With its workplace-centric bawdiness and lack of credible adult authority, Slut In A Good Way has shades of Clerks, Ghost World (one character even wears a rubber Catwoman-style mask in the first scene), and the French Canadian ennui dramedy Tu Dors Nicole, though with less outright angst than any of those movies. Its humor is direct but nicely understated. The film includes at least one montage of sexual encounters, but there’s less action than talk, which Lorain blocks so masterfully that it becomes action. She choreographs many of her shots to minimize cuts, imbuing the characters’ conversations with dynamic motion, staging them over criss-crossing lines or in a series of bathroom mirrors. A scene where the girls are briefed on their new jobs packs an impressive number of character details, gestures, and information into just a few minutes, and in the first scene on the toy-store floor, cute boys cut through the frame and cause repeated camera pivots.

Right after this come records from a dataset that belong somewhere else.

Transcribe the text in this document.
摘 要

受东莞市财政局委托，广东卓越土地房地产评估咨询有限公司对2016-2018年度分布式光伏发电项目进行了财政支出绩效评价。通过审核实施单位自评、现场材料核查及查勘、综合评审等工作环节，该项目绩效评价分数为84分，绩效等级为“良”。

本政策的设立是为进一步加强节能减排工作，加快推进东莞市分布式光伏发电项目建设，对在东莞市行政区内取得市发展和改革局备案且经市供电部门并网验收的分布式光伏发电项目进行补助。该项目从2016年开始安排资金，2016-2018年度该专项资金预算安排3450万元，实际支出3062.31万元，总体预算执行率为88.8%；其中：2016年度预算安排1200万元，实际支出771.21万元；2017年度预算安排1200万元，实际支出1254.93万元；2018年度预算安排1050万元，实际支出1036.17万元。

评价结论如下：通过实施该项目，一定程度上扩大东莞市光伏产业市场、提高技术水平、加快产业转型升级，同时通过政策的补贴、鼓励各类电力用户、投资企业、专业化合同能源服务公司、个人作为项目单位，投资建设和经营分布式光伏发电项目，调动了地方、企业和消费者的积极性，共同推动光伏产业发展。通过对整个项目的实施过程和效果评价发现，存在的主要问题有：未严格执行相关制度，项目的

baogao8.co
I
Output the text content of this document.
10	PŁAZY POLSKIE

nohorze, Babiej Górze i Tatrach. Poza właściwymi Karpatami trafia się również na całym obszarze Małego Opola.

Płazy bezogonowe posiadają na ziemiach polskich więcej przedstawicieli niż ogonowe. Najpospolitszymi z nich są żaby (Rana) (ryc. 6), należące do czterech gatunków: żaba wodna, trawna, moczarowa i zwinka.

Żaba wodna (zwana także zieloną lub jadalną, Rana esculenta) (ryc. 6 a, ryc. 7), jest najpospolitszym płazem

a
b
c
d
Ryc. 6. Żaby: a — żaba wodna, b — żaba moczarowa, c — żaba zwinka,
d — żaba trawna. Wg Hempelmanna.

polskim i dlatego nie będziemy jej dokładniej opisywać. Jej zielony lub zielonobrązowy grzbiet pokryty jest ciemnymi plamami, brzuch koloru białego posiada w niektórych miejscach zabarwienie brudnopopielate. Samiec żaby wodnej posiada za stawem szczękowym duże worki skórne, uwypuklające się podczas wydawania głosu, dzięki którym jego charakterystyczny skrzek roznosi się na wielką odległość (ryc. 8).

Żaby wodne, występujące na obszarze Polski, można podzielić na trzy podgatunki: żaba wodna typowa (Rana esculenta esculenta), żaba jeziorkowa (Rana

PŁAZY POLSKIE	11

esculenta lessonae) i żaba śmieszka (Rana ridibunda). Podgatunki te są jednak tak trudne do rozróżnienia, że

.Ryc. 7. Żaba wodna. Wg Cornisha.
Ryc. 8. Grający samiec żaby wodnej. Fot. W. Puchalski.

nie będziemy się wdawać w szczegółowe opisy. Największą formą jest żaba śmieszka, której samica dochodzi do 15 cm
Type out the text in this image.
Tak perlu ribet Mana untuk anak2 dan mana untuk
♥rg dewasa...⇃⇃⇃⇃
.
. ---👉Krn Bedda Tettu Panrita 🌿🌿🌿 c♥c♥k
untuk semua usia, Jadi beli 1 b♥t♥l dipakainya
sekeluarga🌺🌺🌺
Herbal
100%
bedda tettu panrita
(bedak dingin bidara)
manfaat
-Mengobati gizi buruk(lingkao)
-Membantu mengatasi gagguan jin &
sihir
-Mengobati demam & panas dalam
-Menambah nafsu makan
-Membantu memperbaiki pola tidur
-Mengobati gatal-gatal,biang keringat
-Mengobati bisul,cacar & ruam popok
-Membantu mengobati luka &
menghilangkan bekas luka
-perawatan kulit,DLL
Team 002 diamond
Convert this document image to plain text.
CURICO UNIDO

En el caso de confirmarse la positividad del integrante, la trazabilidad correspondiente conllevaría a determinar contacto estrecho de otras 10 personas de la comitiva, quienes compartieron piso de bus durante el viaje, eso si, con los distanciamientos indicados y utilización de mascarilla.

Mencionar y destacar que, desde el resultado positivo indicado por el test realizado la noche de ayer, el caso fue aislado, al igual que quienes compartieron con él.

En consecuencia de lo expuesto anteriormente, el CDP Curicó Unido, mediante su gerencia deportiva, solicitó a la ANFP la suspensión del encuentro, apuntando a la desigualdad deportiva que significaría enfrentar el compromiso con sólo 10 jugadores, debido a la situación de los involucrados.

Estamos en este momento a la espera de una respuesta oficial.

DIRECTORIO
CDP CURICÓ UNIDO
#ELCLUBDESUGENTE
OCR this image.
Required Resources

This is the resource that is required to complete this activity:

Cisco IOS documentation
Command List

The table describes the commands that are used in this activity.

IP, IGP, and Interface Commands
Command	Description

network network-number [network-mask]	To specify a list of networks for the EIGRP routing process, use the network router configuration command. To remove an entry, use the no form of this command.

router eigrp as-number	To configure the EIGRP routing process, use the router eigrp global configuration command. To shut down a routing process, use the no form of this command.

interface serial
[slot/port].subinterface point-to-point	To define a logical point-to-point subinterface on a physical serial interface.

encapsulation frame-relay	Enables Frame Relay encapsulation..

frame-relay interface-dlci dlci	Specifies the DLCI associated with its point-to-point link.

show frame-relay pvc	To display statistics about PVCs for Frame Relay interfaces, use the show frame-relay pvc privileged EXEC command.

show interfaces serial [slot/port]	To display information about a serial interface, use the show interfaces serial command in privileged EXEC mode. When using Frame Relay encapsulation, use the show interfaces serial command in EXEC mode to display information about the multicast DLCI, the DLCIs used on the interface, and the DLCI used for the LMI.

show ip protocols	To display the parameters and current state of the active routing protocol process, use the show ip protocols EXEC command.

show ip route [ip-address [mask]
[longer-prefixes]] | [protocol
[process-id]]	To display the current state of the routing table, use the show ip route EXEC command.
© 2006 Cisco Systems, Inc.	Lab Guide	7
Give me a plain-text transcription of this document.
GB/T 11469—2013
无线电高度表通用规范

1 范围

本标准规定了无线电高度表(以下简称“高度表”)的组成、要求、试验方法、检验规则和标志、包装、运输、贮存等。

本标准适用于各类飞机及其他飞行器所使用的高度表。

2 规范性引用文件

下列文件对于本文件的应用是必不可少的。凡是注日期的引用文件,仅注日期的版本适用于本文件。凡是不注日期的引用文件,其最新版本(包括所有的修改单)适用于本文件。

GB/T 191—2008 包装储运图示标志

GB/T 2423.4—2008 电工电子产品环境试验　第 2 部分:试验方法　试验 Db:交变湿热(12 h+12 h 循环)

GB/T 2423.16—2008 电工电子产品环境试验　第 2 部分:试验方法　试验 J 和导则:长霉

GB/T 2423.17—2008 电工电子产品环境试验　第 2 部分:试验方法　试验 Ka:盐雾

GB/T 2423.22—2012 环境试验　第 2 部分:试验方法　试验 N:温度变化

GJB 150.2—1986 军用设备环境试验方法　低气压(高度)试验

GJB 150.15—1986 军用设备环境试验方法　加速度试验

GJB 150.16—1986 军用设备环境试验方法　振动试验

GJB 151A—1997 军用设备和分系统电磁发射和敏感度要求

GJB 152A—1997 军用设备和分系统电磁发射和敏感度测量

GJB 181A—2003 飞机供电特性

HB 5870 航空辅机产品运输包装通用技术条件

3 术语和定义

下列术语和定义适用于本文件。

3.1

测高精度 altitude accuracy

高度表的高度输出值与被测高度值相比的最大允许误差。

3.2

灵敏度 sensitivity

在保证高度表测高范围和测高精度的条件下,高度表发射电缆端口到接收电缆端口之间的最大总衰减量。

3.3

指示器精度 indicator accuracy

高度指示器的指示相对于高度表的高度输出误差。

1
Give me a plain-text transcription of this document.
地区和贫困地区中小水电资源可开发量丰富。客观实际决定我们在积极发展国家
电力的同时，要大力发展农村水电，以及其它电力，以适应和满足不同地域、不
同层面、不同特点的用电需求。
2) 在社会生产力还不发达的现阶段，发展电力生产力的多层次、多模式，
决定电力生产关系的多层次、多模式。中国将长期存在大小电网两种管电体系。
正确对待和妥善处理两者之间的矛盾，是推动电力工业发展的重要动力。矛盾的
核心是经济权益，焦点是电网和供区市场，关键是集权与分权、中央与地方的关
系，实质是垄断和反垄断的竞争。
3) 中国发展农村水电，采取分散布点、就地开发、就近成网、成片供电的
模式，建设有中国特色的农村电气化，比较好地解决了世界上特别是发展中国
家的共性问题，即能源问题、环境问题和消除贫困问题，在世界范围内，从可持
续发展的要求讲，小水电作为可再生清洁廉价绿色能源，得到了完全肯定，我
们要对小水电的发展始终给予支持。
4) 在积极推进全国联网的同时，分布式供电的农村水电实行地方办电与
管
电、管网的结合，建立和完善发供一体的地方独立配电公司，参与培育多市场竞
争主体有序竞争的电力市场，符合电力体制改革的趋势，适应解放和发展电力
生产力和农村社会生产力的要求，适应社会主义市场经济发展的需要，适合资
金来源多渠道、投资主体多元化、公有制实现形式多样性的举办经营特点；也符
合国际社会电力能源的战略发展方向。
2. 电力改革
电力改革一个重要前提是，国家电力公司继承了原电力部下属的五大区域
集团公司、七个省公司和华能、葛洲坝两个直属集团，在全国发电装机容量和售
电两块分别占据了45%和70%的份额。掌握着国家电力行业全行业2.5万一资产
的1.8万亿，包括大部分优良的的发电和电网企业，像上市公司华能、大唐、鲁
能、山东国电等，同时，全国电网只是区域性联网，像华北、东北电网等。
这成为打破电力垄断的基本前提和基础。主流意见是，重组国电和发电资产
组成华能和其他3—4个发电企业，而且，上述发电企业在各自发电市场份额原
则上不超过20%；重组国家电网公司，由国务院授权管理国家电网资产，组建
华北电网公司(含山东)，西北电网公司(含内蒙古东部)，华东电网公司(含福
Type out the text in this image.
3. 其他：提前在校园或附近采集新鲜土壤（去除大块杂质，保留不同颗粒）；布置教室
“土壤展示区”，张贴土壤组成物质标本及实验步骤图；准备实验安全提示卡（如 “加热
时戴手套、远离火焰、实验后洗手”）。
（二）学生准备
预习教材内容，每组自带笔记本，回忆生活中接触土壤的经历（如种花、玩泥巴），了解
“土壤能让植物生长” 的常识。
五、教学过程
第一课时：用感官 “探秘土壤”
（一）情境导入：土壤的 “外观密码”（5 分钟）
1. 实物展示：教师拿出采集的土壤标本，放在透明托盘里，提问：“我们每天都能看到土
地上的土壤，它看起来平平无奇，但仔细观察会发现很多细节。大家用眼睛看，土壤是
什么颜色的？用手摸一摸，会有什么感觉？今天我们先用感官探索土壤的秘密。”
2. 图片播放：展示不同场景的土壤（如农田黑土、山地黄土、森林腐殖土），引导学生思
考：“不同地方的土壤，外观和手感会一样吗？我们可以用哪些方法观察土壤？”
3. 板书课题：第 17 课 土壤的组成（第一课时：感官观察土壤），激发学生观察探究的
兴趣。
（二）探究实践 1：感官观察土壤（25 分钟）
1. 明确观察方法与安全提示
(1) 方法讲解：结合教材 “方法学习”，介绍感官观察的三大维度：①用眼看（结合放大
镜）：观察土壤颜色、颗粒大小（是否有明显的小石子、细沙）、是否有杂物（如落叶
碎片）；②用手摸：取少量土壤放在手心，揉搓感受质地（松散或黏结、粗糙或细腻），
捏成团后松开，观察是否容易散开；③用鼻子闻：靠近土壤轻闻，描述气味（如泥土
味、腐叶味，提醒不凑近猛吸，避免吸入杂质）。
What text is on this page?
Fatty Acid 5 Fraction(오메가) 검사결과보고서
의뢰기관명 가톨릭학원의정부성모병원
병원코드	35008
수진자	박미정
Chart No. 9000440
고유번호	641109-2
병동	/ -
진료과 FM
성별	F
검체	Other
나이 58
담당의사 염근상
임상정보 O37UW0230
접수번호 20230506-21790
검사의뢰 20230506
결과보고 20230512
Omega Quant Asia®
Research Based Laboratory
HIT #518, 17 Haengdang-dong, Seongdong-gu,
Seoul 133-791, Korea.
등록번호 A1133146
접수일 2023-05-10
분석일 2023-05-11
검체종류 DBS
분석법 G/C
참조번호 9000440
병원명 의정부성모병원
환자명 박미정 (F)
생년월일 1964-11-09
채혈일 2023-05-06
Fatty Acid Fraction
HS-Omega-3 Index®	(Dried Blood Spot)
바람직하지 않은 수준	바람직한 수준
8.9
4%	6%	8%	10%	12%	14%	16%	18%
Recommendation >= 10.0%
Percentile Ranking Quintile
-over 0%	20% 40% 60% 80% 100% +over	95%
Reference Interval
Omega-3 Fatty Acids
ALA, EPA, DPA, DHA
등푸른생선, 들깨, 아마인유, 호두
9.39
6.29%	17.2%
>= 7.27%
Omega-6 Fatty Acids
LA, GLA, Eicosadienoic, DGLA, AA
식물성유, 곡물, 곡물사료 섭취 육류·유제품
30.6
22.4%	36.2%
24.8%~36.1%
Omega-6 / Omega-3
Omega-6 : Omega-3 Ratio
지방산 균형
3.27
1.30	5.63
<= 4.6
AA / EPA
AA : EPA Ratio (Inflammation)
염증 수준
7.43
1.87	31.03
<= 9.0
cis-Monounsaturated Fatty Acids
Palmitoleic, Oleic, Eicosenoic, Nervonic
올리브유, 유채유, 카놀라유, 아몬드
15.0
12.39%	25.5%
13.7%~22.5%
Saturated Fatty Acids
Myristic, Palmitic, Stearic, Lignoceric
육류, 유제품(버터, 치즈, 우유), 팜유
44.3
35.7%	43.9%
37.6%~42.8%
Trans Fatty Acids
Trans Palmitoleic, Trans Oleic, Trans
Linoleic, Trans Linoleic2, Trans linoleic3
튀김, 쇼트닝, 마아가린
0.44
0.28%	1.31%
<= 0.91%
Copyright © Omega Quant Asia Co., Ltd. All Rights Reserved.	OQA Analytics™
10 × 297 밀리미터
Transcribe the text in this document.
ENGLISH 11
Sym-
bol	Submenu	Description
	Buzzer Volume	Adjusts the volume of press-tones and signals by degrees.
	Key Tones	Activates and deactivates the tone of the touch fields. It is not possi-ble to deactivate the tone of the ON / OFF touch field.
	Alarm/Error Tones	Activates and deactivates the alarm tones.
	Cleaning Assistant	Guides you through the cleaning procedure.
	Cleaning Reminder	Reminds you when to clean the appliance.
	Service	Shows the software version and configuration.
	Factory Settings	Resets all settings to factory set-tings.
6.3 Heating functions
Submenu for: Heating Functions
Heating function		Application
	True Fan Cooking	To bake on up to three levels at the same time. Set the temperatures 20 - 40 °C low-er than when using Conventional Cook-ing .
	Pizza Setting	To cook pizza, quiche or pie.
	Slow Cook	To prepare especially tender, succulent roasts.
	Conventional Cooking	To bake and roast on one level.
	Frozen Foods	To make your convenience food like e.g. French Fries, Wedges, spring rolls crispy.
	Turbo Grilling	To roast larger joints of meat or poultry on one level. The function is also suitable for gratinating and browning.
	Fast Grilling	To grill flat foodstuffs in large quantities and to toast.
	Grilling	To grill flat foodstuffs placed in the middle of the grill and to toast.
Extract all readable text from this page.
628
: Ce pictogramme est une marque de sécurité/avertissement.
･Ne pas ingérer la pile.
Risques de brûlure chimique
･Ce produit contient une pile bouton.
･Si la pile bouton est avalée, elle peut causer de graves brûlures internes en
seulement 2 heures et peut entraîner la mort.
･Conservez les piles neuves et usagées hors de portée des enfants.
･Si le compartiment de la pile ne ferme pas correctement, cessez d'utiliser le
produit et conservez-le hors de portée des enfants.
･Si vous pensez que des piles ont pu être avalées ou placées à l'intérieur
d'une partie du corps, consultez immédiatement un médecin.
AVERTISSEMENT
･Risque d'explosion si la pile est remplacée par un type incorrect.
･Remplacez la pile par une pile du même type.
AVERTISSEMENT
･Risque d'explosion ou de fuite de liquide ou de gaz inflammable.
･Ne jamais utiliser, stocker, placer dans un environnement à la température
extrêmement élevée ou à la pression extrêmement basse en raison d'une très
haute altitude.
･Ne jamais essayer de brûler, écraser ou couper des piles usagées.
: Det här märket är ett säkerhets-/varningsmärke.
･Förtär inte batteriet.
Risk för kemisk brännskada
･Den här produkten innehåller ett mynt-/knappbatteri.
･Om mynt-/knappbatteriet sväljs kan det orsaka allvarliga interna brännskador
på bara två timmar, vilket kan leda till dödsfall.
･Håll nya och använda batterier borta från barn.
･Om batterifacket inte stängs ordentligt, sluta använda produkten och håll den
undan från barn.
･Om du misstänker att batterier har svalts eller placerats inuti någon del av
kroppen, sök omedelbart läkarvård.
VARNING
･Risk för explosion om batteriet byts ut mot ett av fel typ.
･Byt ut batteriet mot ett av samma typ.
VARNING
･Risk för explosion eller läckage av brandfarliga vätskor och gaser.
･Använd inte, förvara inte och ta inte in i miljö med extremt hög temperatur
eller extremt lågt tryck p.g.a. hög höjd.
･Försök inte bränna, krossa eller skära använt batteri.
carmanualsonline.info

Those boys are amusingly interchangeable; there’s a great little sight gag that gathers them all in the same frame, each sporting a developing Movember-inspired fundraising mustache. Mégane, meanwhile, fumes that financing cancer research does drug companies’ work for them, and forms a spiteful counter-fundraiser with a touch of Lysistrata. The swing from carefree sex to abstinence reinforces the mixed messages young women receive from the world at large—including, crucially, from themselves. The guys at the store consider themselves open-minded and free, but there’s an arbitrary and undesignated line that Charlotte crosses at some point; safely and openly sleeping around attracts attention to a young woman in a way that it doesn’t for her male counterparts. The movie is matter-of-fact, rather than didactic, about how even low-stakes teenage fun can be distorted by these unspoken and gendered expectations.

Lorain’s film ultimately doesn’t go especially deep in detailing its romantic relationships, its friendships, or any overarching storyline. But Slut In A Good Way is more than the sum of its entanglements; the actors and the camera work so well together that it feels, at times, like a musical. (The repeated use of Maria Callas singing a famous bit from Carmen drives this home, perhaps too emphatically by the third or fourth cue.) Even Lorain’s most static shots have energy and wit, as when the conversation plays out over characters playing a dance video game, with one guy in the background clearly itching to jump in for his disinterested friend. Later, the closing credits are performed, appropriately enough, like a curtain call. Hopefully Lorain will get a curtain call of her own. This is only her second feature as a director; plenty of filmmakers go entire careers without making anything this charming, confident, and stylish.